When the spherical workpiece rolls from the first conveying member 20 into the second conveying member 40, the first conveying member 20 is configured to rotate and force the height position of the locking frame 23 to be raised, so as to pull the tension spring 64 and overcome the elastic force of the two arc-shaped elastic pieces 62, so that the stop plate 61 enters the second conveying channel 41, and the workpiece conveyed by the conveyor belt, such as other workpieces, is blocked, so as to prevent the other workpieces from striking the spherical workpiece. The two position-limiting columns 615 of the stop plate 61 abut against the bottom surface of the second transmission member 40. When the spherical workpiece completely enters the second conveying channel 41, the stopping frame 23 descends and returns to the original position under the action of the tension spring 64 and the two arc-shaped elastic pieces 62, the stopping piece 235 of the first conveying piece 20 slides along the wedge block 33 and is stopped on the stopping end face of the wedge block 33 again, and at this time, the stopping plate 61 moves downwards again to enable the second conveying channel 41 to pass through. By providing the elastic stopping assembly 60, on one hand, the first conveying member 20 can be conveniently reset for the next conveying, and on the other hand, the subsequent workpiece can be stopped by the stopping plate 61, so that the subsequent workpiece can not influence the entering of the spherical workpiece.

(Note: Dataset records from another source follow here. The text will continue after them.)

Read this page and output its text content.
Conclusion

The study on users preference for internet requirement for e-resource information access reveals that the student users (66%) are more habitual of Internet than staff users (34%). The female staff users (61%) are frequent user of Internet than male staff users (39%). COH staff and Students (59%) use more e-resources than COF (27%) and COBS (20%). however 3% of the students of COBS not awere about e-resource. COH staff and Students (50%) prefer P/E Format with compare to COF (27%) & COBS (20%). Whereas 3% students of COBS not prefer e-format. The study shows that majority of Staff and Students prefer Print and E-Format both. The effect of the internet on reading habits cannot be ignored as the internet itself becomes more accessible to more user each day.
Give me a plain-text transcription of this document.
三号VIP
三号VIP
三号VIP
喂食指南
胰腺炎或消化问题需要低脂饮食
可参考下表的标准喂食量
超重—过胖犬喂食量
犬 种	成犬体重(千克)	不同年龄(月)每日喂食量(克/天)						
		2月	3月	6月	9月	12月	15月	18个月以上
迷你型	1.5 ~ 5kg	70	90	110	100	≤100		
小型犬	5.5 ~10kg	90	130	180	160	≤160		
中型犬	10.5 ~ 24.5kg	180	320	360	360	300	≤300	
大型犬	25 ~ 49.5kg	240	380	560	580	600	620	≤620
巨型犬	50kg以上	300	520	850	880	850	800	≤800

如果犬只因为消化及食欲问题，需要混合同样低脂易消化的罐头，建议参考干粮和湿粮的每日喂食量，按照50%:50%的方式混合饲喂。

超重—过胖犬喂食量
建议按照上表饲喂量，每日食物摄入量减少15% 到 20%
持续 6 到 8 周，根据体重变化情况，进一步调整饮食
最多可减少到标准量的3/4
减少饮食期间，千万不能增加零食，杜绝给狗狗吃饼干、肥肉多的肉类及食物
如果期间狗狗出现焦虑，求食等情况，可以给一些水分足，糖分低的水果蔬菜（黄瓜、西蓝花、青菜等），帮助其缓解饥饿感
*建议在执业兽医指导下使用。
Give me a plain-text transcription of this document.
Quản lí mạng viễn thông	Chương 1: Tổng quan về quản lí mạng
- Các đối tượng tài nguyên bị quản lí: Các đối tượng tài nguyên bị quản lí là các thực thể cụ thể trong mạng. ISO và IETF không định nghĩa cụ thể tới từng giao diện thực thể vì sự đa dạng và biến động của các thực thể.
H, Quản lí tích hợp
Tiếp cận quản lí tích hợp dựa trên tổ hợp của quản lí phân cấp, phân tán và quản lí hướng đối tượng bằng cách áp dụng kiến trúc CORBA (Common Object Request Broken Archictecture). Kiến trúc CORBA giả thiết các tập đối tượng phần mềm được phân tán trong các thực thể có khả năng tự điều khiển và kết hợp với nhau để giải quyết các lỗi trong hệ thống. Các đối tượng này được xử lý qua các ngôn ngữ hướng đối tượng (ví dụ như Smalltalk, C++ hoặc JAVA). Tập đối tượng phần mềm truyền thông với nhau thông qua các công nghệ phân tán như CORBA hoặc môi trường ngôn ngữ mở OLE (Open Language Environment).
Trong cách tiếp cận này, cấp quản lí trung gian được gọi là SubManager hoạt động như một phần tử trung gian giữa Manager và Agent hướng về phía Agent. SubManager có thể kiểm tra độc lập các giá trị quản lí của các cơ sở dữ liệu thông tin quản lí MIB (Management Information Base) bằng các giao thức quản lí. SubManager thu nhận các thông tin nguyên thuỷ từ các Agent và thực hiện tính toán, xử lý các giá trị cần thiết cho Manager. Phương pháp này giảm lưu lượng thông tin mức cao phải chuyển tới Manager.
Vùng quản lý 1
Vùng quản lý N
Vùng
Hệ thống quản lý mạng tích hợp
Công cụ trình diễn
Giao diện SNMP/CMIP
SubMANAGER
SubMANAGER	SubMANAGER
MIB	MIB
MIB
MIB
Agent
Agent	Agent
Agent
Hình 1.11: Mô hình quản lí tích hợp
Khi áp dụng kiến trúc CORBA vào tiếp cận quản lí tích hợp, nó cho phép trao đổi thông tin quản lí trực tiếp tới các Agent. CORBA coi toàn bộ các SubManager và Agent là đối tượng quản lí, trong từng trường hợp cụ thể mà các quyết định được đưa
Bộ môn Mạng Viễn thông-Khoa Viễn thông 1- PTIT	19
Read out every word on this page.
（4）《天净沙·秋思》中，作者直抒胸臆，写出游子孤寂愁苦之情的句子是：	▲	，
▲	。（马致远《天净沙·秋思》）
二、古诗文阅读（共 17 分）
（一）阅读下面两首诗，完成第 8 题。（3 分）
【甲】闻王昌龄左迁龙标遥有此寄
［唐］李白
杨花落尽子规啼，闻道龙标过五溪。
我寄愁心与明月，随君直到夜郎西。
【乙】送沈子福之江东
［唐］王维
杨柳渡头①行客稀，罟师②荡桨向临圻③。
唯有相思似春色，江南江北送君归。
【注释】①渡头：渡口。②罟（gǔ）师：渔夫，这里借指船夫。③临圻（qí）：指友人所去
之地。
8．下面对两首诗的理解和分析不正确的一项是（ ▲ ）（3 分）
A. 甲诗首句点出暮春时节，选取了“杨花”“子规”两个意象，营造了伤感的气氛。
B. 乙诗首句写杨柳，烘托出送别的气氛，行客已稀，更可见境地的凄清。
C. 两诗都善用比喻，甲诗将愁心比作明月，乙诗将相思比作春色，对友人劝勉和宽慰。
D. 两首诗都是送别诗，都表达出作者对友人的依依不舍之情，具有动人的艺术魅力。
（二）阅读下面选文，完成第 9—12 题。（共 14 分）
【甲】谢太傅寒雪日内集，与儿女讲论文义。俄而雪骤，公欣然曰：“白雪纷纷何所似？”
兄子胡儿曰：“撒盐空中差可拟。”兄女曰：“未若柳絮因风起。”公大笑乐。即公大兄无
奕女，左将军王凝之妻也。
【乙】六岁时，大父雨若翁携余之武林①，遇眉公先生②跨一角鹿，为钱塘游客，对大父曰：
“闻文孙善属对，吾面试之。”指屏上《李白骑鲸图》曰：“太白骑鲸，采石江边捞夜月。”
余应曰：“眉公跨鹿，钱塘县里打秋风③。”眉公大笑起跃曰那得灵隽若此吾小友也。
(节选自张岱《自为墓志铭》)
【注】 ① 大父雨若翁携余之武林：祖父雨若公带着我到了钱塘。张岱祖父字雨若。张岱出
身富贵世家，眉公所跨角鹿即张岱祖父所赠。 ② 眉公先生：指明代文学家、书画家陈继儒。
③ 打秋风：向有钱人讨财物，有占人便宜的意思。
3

The technical features of the embodiments described above may be arbitrarily combined, and for the sake of brevity, all possible combinations of the technical features in the embodiments described above are not described, but should be considered as being within the scope of the present specification as long as there is no contradiction between the combinations of the technical features.
The above embodiments only express several embodiments of the present invention, and the description thereof is more specific and detailed, but not construed as limiting the scope of the present invention. It should be noted that, for a person skilled in the art, several variations and modifications can be made without departing from the inventive concept, which falls within the scope of the present invention. Therefore, the protection scope of the present patent shall be subject to the appended claims.